Including O’Donnell’s own 6.4 per cent stake and the holdings of finance director Edward Power, the board holds some 40 per cent of Kentz. The company also has a solid institutional following.

Prospects
O’Donnell sees large contracts in the offing and is particularly enthusiastic about Australasia, where the company grew revenues last year from only $1.6 million to $207.34 million. The company continues to spread its net widely and has been building up asset enhancement work around the world, including Iraq, where it has won infrastructure development contracts with leading oil companies.

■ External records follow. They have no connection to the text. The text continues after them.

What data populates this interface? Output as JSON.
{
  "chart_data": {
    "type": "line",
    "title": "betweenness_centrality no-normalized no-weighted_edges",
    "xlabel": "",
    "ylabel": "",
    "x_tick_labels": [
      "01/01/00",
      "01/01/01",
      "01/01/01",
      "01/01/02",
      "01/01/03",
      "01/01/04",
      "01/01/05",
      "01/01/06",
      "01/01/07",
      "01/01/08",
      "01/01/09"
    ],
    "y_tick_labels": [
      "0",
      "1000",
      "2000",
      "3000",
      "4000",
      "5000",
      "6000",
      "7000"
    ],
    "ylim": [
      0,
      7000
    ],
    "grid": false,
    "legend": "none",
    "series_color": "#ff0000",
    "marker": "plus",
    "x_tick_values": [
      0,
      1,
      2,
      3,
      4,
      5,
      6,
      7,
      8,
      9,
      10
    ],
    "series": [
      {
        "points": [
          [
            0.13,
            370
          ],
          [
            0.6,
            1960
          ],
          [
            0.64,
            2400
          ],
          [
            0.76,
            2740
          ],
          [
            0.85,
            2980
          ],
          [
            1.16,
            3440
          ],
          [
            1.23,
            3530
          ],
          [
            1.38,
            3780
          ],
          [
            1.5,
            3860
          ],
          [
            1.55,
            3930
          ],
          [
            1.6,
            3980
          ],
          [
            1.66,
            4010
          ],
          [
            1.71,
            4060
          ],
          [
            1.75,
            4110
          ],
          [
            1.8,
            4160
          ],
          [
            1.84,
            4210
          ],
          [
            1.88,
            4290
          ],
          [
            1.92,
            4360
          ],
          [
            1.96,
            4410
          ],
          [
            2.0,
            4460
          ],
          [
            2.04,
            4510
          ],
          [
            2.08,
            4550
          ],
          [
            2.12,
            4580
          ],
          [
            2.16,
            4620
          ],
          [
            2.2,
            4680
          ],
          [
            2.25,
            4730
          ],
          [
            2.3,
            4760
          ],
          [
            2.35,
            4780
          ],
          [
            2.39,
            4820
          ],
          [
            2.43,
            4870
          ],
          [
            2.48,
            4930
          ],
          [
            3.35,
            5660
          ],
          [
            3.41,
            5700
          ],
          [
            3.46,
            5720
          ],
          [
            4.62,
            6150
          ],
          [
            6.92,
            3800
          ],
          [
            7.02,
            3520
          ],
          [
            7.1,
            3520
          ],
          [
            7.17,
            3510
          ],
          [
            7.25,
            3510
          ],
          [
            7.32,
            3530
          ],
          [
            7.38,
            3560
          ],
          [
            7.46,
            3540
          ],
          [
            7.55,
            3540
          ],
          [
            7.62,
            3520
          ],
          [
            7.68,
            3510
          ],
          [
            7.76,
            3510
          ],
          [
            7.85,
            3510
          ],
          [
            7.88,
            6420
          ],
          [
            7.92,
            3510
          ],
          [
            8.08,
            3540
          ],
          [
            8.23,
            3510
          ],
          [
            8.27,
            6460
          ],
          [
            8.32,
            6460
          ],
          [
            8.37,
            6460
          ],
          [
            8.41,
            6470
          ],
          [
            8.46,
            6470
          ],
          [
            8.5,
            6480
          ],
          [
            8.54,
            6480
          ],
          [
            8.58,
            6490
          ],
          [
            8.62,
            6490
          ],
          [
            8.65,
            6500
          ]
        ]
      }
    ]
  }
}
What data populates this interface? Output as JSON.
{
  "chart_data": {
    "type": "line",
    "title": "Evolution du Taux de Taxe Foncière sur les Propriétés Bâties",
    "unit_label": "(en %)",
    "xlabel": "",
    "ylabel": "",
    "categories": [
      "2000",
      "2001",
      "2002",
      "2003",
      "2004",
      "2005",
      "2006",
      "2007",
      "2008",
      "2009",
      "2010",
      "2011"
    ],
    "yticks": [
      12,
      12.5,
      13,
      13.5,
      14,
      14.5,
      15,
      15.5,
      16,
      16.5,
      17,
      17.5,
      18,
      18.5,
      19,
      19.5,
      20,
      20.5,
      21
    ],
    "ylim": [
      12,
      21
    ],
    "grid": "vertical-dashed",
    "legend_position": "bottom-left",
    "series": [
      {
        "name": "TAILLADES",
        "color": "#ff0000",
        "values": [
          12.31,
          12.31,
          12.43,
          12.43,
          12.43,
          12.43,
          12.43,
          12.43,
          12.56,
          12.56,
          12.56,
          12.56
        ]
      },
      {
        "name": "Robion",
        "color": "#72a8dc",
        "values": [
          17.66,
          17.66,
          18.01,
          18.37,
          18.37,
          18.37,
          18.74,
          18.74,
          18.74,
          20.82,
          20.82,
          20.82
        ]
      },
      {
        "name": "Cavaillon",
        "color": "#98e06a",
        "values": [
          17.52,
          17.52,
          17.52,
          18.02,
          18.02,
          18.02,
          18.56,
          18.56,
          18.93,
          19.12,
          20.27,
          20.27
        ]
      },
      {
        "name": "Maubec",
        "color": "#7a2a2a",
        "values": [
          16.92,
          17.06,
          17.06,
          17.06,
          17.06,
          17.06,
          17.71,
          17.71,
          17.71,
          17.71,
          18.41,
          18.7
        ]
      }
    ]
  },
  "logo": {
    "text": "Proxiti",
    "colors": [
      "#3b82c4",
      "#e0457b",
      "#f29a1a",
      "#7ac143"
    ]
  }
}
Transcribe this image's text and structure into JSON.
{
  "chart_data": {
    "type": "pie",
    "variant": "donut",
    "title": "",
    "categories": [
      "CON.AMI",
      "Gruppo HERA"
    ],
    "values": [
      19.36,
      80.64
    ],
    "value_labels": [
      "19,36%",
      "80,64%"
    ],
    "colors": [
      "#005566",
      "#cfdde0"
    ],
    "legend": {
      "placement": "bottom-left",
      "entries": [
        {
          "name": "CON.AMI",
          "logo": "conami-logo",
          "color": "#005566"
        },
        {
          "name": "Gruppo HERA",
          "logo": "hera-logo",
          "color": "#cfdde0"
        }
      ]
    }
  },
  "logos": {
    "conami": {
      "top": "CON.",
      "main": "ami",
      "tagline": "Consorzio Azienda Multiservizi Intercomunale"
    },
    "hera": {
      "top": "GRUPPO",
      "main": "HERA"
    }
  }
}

The Chevron Gorgon contract ‘gives us a lot to build on,’ argues O’Donnell. He maintains that Kentz, which has maintained respectable margins during three years when turnover has grown an average 30 per cent a year, is well placed to gain from persistently buoyant activity in the sectors it serves.

The company has indicated that it is hoping to clinch another large contract of the same order of magnitude as the Chevron deal, while picking up more modest deals along the way. With activity in its target sectors and regions still buoyant and seen as staying that way for some time, O’Donnell and his team are in optimistic mood.  

City analysts see Kentz increasing pre-tax profits 12 per cent this year to £47 million, but suggest that this could prove to be an underestimate if its enhanced reputation from recent spectacular contract wins can help it to land some more big deals. The opportunities lie not only in LNG projects in Australasia, but in southern Africa, the former Soviet Union and areas of the Middle East, such as Iraq, the United Arab Emirates, Saudi Arabia and Oman.

Valuation
At 470p, valuing the company at £547 million, Kentz shares have risen fourfold between floating on AIM and moving to the Full List and trade on a historic price-to-earnings ratio of 18, which falls to 16 times the 28p a share that the market thinks the company can earn this year. That puts them at a discount to the 20.4 average price-to-earnings ratio for the stock market’s oil equipment and services sector as a whole, which seems undeserved.

Inevitably, a business dependent on winning contracts, especially large ones, can be ‘lumpy’ and uneven in its revenues and profits. Kentz’s hefty order backlog suggests such lumpiness, concedes O’Donnell, who says the trick is ‘to bring in new business faster than you burn off the old’, to iron out potential blips between contracts.  

The backlog is what provides evidence of future revenue and profits potential. Four years ago, says O’Donnell, the company’s ratio of backlog to revenue was 1:1, but now it is more than 2:1, encouragingly enough.

In today’s environment of low interest rates, investors concentrate as rarely before on companies’ dividend payment policies. Kentz’s declared practice is to pay out between 20 and 25 per cent of profits after tax – one third at the interim stage and two-thirds at the end of the year – and the shares now yield 1.5 per cent, which is modest enough but three times the Bank of England’s minimum lending rate.

Kentz shares have performed well since its AIM float in 2008. However, the company is entering a new phase in its growth, with cash in the bank and an enhanced reputation. It looks to be a sound buy for the medium to long term.